Marble Falls, Texas is moving to replace a wastewater treatment plant that sits in a flood zone, using a \$5 million EPA grant to build new infrastructure on higher ground along the Colorado River corridor about 50 miles northwest of Austin.
The existing plant's location in the floodplain is a relic of older siting decisions, and in Central Texas, that's a serious liability. The Hill Country sits at the edge of what meteorologists call Flash Flood Alley, where storms funneling up the Balcones Escarpment can produce catastrophic wall-of-water floods with little warning. The 2018 Highland Lakes flooding killed several people in the region and wiped out infrastructure across Burnet County. The 2015 Memorial Day floods caused widespread destruction throughout the area. For a wastewater plant, a major flood doesn't just mean damage — it can mean raw sewage entering waterways.
The new plant will be built to handle 1.5 million gallons per day and will include new sewer force mains and reclaimed water lines. That last piece matters beyond flood safety: the plant is designed to eventually support water reuse, both non-potable and, down the road, potable. In a region that has lived through punishing droughts — the 2011 drought remains a benchmark for how bad things can get in Texas — treating wastewater as a resource rather than just a problem is increasingly essential.
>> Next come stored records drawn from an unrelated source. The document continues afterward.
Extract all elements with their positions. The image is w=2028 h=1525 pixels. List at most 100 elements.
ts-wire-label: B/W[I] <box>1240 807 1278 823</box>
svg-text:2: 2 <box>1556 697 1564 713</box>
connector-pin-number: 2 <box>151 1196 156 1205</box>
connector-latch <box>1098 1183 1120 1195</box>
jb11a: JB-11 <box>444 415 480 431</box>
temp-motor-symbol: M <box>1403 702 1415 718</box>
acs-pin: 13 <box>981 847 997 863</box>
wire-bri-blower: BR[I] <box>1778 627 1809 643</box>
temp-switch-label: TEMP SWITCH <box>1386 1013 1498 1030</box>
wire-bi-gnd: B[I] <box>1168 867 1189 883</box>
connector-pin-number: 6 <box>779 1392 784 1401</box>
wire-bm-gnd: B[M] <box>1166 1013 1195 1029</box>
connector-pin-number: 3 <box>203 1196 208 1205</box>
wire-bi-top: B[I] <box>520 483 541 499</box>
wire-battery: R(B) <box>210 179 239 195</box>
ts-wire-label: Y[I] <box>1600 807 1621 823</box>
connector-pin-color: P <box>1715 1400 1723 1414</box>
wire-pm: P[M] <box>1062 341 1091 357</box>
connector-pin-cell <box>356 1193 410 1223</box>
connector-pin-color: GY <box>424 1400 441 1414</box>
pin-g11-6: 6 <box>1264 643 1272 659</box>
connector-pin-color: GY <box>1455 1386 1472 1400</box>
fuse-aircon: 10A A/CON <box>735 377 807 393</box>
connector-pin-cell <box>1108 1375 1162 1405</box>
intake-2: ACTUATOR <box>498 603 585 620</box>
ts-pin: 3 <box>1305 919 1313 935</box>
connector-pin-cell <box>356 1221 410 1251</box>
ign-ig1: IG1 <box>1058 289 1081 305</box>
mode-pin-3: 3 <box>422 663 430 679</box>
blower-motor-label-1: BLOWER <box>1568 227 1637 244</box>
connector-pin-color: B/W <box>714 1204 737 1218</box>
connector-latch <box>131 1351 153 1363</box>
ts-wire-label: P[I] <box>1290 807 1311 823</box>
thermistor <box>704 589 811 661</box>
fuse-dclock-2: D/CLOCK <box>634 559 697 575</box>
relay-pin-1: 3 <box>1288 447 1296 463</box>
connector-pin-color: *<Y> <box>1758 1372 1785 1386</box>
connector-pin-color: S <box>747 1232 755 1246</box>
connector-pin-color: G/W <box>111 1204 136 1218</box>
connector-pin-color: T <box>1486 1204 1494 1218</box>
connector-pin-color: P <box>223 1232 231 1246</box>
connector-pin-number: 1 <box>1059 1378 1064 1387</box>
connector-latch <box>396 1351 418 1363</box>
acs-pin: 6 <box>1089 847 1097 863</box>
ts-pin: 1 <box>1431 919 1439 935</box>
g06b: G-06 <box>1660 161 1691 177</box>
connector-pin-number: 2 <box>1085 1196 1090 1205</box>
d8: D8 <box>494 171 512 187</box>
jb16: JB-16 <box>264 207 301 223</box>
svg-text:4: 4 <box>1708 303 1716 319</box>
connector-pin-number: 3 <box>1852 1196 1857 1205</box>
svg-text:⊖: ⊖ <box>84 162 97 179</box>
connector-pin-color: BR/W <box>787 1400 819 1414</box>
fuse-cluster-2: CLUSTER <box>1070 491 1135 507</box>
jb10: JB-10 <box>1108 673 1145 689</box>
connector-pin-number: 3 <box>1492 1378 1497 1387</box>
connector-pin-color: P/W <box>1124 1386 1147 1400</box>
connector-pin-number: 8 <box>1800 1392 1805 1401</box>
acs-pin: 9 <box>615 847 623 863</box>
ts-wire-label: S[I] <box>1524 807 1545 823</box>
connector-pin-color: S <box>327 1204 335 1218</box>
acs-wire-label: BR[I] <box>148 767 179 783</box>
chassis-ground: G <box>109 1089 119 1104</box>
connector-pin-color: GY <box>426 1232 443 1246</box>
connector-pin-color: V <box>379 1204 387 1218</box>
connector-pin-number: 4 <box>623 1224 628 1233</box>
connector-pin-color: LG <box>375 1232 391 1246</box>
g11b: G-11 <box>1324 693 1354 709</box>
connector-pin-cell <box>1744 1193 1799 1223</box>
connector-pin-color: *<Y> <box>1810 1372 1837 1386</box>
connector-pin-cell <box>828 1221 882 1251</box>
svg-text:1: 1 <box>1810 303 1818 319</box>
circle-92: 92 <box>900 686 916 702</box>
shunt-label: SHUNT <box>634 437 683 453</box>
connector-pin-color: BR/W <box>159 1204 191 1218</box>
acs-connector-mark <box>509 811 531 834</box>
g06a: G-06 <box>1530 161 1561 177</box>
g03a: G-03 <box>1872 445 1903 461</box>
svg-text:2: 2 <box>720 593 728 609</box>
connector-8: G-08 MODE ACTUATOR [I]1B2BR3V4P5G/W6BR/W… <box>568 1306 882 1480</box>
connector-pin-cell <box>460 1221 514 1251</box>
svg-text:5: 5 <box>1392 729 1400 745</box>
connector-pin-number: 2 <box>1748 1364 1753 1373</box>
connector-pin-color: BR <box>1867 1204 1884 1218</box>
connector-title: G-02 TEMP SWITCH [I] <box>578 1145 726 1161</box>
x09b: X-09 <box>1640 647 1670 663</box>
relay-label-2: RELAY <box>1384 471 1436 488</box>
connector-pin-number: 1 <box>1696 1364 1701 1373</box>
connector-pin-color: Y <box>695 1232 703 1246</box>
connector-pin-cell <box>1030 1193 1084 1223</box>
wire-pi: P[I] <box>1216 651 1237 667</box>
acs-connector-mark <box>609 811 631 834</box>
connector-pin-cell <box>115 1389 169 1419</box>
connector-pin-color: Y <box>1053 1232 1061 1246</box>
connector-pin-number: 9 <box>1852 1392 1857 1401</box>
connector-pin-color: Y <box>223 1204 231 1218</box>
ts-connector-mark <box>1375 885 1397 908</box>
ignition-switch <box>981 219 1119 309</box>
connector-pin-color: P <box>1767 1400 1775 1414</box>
Texas's own state water plan has flagged reuse as one of the fastest-growing supply strategies in the state.
The timing reflects real pressure. Marble Falls, a city of roughly 8,000 to 9,000 residents, has been absorbing growth as the Austin metro area expands outward into the Hill Country. More residents means more wastewater, and the existing system is aging. The federal grant, directed through the 2024 Consolidated Appropriations Act as a congressionally mandated project, was likely championed by Rep. John Carter, the Republican who represents Texas's 31st Congressional District.
Five million dollars won't cover a project of this scale on its own. Relocating a wastewater treatment plant and building new transmission infrastructure typically costs well above that — potentially \$20 million to \$40 million or more. The federal funding is almost certainly one piece of a larger capital financing plan the city has been developing. Similar federal awards have helped small cities across the country tackle overdue wastewater fixes, including communities in Floyd County, Kentucky and Holyoke, Massachusetts.
Once the new plant is built and operating, the old site in the floodplain will be restored for other uses. How the city finances the rest of the project and when construction begins remain open questions.